Schön ist diese Art Destruktionsfußball nicht, und wenn er gleich von zwei Mannschaften gepflegt wird, ist es nur natürlich, dass die italienischen Medien ziemlich übereinstimmend von einem der schlechtesten Finales in der Geschichte sprechen.

Defensive ist nicht im Trend. Seit einigen Jahren dominiert in Europa der schöne, spektakuläre Angriffsfußball, selten zuvor gab es eine solche Fülle hochbegabter Offensivkünstler. Spielverderber wie Valencia und Bayern sind da ungebetene Störenfriede, selbst im eigenen Lager.

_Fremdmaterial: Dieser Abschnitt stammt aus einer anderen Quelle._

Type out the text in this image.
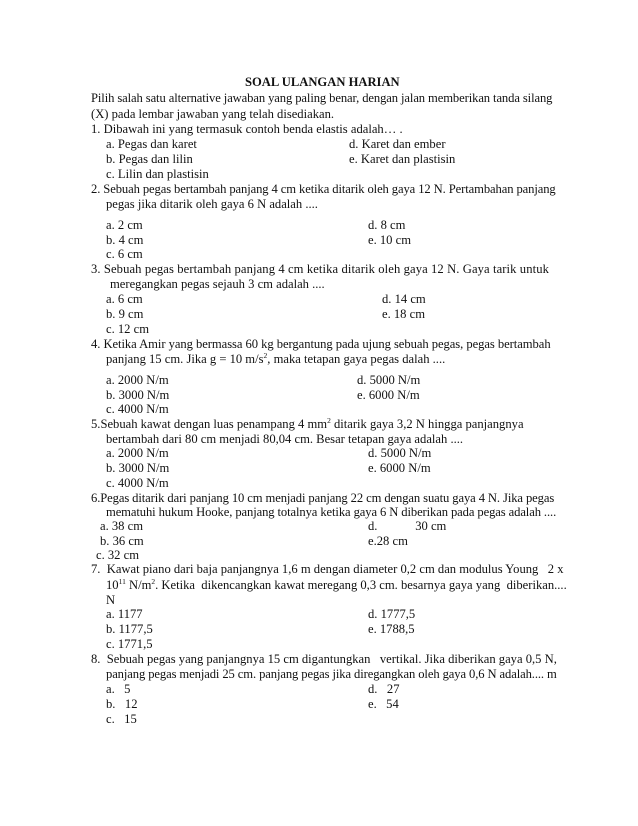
SOAL ULANGAN HARIAN
Pilih salah satu alternative jawaban yang paling benar, dengan jalan memberikan tanda silang
(X) pada lembar jawaban yang telah disediakan.
1. Dibawah ini yang termasuk contoh benda elastis adalah… .
a. Pegas dan karet	d. Karet dan ember
b. Pegas dan lilin	e. Karet dan plastisin
c. Lilin dan plastisin
2. Sebuah pegas bertambah panjang 4 cm ketika ditarik oleh gaya 12 N. Pertambahan panjang
pegas jika ditarik oleh gaya 6 N adalah ....
a. 2 cm	d. 8 cm
b. 4 cm	e. 10 cm
c. 6 cm
3. Sebuah pegas bertambah panjang 4 cm ketika ditarik oleh gaya 12 N. Gaya tarik untuk
meregangkan pegas sejauh 3 cm adalah ....
a. 6 cm	d. 14 cm
b. 9 cm	e. 18 cm
c. 12 cm
4. Ketika Amir yang bermassa 60 kg bergantung pada ujung sebuah pegas, pegas bertambah
panjang 15 cm. Jika g = 10 $m/s^2$, maka tetapan gaya pegas dalah ....
a. 2000 N/m	d. 5000 N/m
b. 3000 N/m	e. 6000 N/m
c. 4000 N/m
5.Sebuah kawat dengan luas penampang 4 $mm^2$ ditarik gaya 3,2 N hingga panjangnya
bertambah dari 80 cm menjadi 80,04 cm. Besar tetapan gaya adalah ....
a. 2000 N/m	d. 5000 N/m
b. 3000 N/m	e. 6000 N/m
c. 4000 N/m
6.Pegas ditarik dari panjang 10 cm menjadi panjang 22 cm dengan suatu gaya 4 N. Jika pegas
mematuhi hukum Hooke, panjang totalnya ketika gaya 6 N diberikan pada pegas adalah ....
a. 38 cm	d.            30 cm
b. 36 cm	e.28 cm
c. 32 cm
7.  Kawat piano dari baja panjangnya 1,6 m dengan diameter 0,2 cm dan modulus Young   2 x
$10^{11}$ $N/m^2$. Ketika  dikencangkan kawat meregang 0,3 cm. besarnya gaya yang  diberikan....
N
a. 1177	d. 1777,5
b. 1177,5	e. 1788,5
c. 1771,5
8.  Sebuah pegas yang panjangnya 15 cm digantungkan   vertikal. Jika diberikan gaya 0,5 N,
panjang pegas menjadi 25 cm. panjang pegas jika diregangkan oleh gaya 0,6 N adalah.... m
a.   5	d.   27
b.   12	e.   54
c.   15
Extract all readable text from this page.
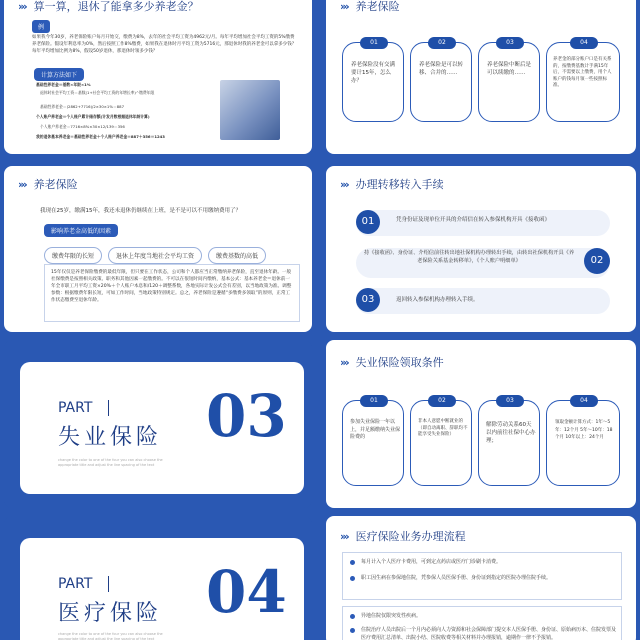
››› 算一算，退休了能拿多少养老金？
例
如果我今年30岁，养老保险账户每月开始交，缴费为8%，去年的社会平均工资为4962元/月。每年平均增加社会平均工资的5%缴费养老保险。假设年利息率为0%，然后按照工作8%缴费，如果我在退休时月平均工资为5716元，那退休时我的养老金可以拿多少钱？每年平均增加比例为8%，假设50岁退休，那退休时领多少钱？
计算方法如下
基础性养老金＝基数×年限×1%
退休时社会平均工资＝基数(1+社会平均工资的年增长率)^缴费年限
基础性养老金＝(2862+7716)/2×30×1%＝887
个人账户养老金＝个人账户累计储存额(计发月数根据退休年龄计算)
个人账户养老金＝7716×8%×30×12/139＝356
我的退休基本养老金＝基础性养老金＋个人账户养老金＝887＋356＝1243
››› 养老保险
01
养老保险没有交满要计15年，怎么办？
02
养老保险是可以转移、合并的……
03
养老保险中断后是可以续缴的……
04
养老金的部分账户口是有关系的，按缴费基数计手满15年后，不需要以上缴费，用个人账户的钱每月领一些按照标准。
››› 养老保险
我现在25岁，缴满15年，我还未退休仍继续在上班，是不是可以不用缴纳费用了？
影响养老金高低的因素
缴费年限的长短	退休上年度当地社会平均工资	缴费基数的高低
15年仅仅是养老保险缴费的最低年限，但只要在工作状态，公司和个人都应当正常缴纳养老保险，直至退休年龄。一般社保缴费是按照相关政策、职务和其他因素一起缴费的。不可以在很短时间内缴纳，基本公式：基本养老金＝退休前一年全市职工月平均工资×20%＋个人账户本息和/120＋调整系数，各地实际计发公式会有差别，以当地政策为准。调整参数：根据缴费年限长短，可如工作时间，当地政策特别规定。总之，养老保险是遵循“多缴费多领取”的原则，正常工作状态缴费至退休年龄。
››› 办理转移转入手续
01	凭身份证及现单位开具的介绍信在转入参保机构开具《接收函》
持《接收函》、身份证、介绍信前往转出地社保机构办理转出手续，由转出社保机构开具《养老保险关系基金转移单》，《个人账户明细单》	02
03	返回转入参保机构办理转入手续。
PART
失业保险
change the color to one of the four you can also choose the appropriate title and adjust the line spacing of the text
03
››› 失业保险领取条件
01
参加失业保险一年以上，并足额缴纳失业保险费的
02
非本人意愿中断就业的（即自动离职、辞职均不能享受失业保险）
03
解除劳动关系60天以内前往社保中心办理；
04
领取金额计算方式：1年～5年：12个月 5年～10年：18个月 10年以上：24个月
PART
医疗保险
change the color to one of the four you can also choose the appropriate title and adjust the line spacing of the text
04
››› 医疗保险业务办理流程
每月计入个人医疗卡费用，可到定点药店或医疗门诊刷卡消费。
职工因生病在参保地住院，凭参保人员医保手册、身份证到指定的医院办理住院手续。
异地住院仅限突发性疾病。
住院治疗人员出院后一个月内必须向人力资源和社会保障部门提交本人医保手册、身份证、原始病历本、住院发票及医疗费用汇总清单、出院小结、医院收费等相关材料并办理报销，逾期作一律不予报销。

Héctor Cúper verlässt trotz zweier Finalteilnahmen in der Champions League und einer Spitzenposition in der Liga den FC Valencia, weil ihn die Fans wegen des hässlichen Fußballs auspfiffen und vergraulten.

Hitzfelds Bayern müssen sich vom als Präsident verkleideten Fußballästheten Beckenbauer ob ihrer spielerischen Inferiorität regelmäßig abwatschen lassen. Mit ihrem Sieg von Mailand erkämpften die Münchner nicht nur das Wohlwollen ihres Präsidenten, sondern zweifellos auch den Respekt in Europa, der ihnen nach Meinung ihres Managers Uli Hoeneß längst zusteht. Bewunderer haben sie sicher nicht gewonnen. Abgesehen von Bertis Geist natürlich.